When the visit was over, she felt let down, though she had clearly triumphed over him. She made up her mind now that on the first of the month, she would give the Displaced Person his thirty days’ notice and she told Mr. Shortley so.

Mr. Shortley didn’t say anything. His wife had been the only woman he was ever acquainted with who was never scared off from doing what she said. She said the Pole had been sent by the devil and the priest. Mr. Shortley had no doubt that the priest had got some peculiar control over Mrs. McIntyre and that before long she would start attending his Masses. She looked as if something was wearing her down from the inside. She was thinner and more fidgety and not as sharp as she used to be. She would look at a milk can now and not see how dirty it was and he had seen her lips move when she was not talking. The Pole never did anything the wrong way but all the same he was very irritating to her.

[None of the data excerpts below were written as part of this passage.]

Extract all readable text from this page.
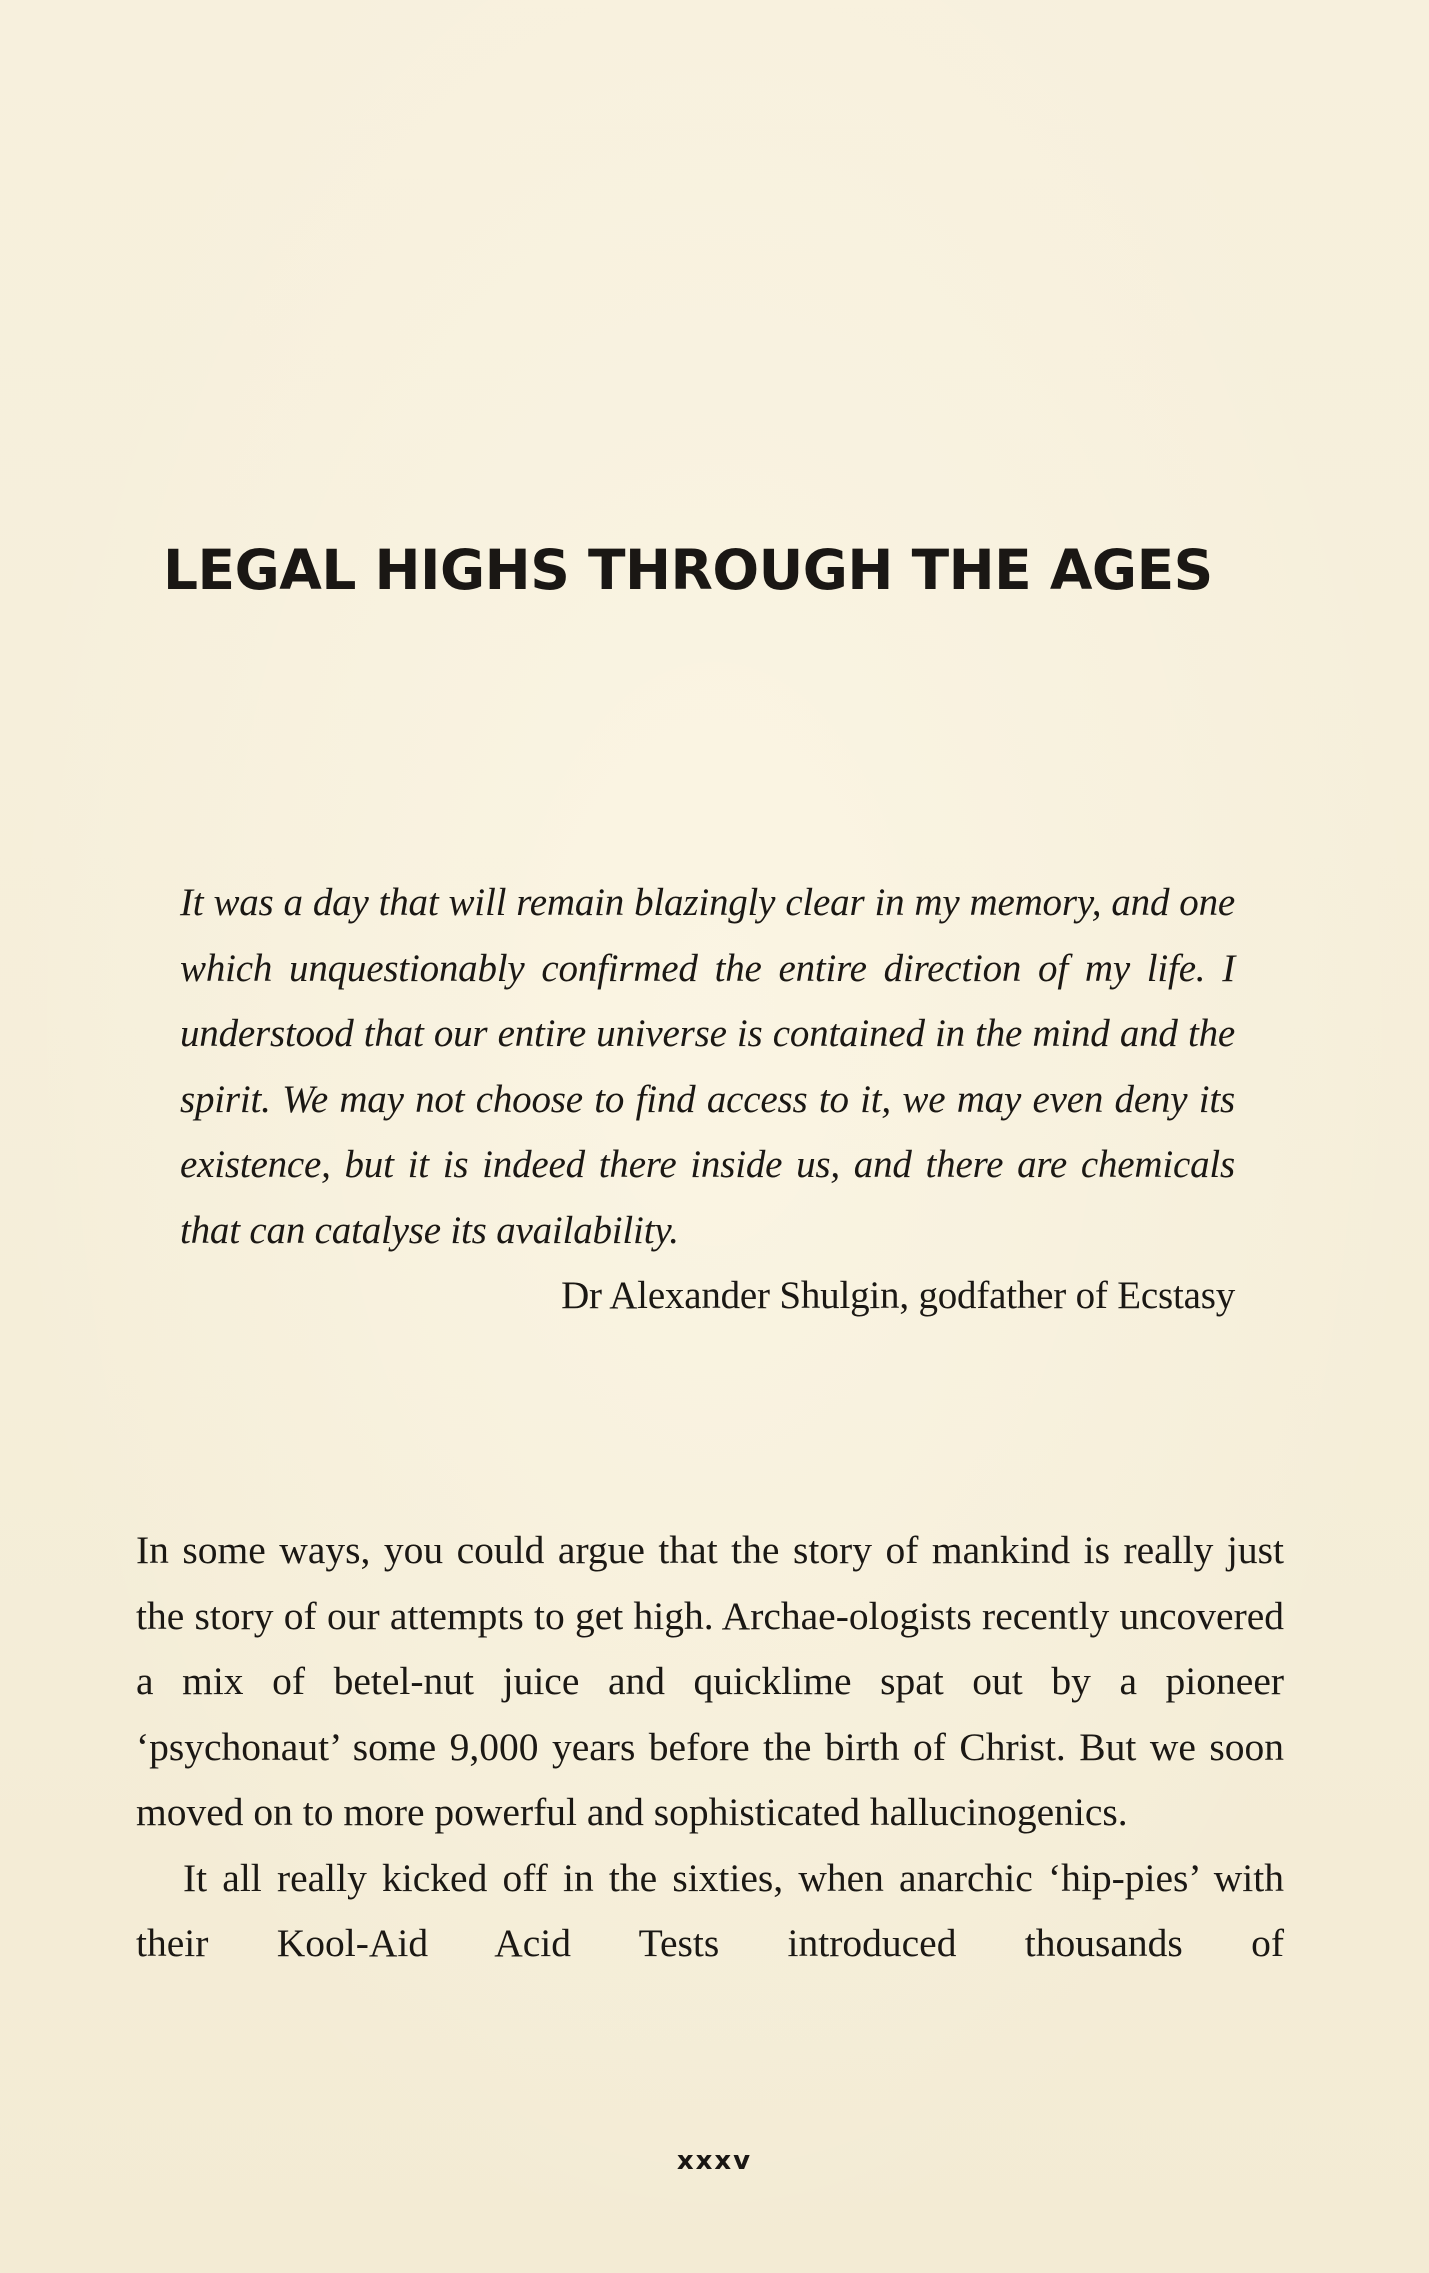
LEGAL HIGHS THROUGH THE AGES

It was a day that will remain blazingly clear in my memory, and one which unquestionably confirmed the entire direction of my life. I understood that our entire universe is contained in the mind and the spirit. We may not choose to find access to it, we may even deny its existence, but it is indeed there inside us, and there are chemicals that can catalyse its availability.

Dr Alexander Shulgin, godfather of Ecstasy

In some ways, you could argue that the story of mankind is really just the story of our attempts to get high. Archae-ologists recently uncovered a mix of betel-nut juice and quicklime spat out by a pioneer ‘psychonaut’ some 9,000 years before the birth of Christ. But we soon moved on to more powerful and sophisticated hallucinogenics.

It all really kicked off in the sixties, when anarchic ‘hip-pies’ with their Kool-Aid Acid Tests introduced thousands of

xxxv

Mr. Shortley himself did things as he pleased—not always her way—but she didn’t seem to notice. She had noticed though that the Pole and all his family were getting fat; she pointed out to Mr. Shortley that the hollows had come out of their cheeks and that they saved every cent they made. “Yes’m, and one of these days he’ll be able to buy and sell you out,” Mr. Shortley had ventured to say, and he could tell that the statement had shaken her.

“I’m just waiting for the first,” she had said.

Mr. Shortley waited too and the first came and went and she didn’t fire him. He could have told anybody how it would be. He was not a violent man but he hated to see a woman done in by a foreigner. He felt that that was one thing a man couldn’t stand by and see happen.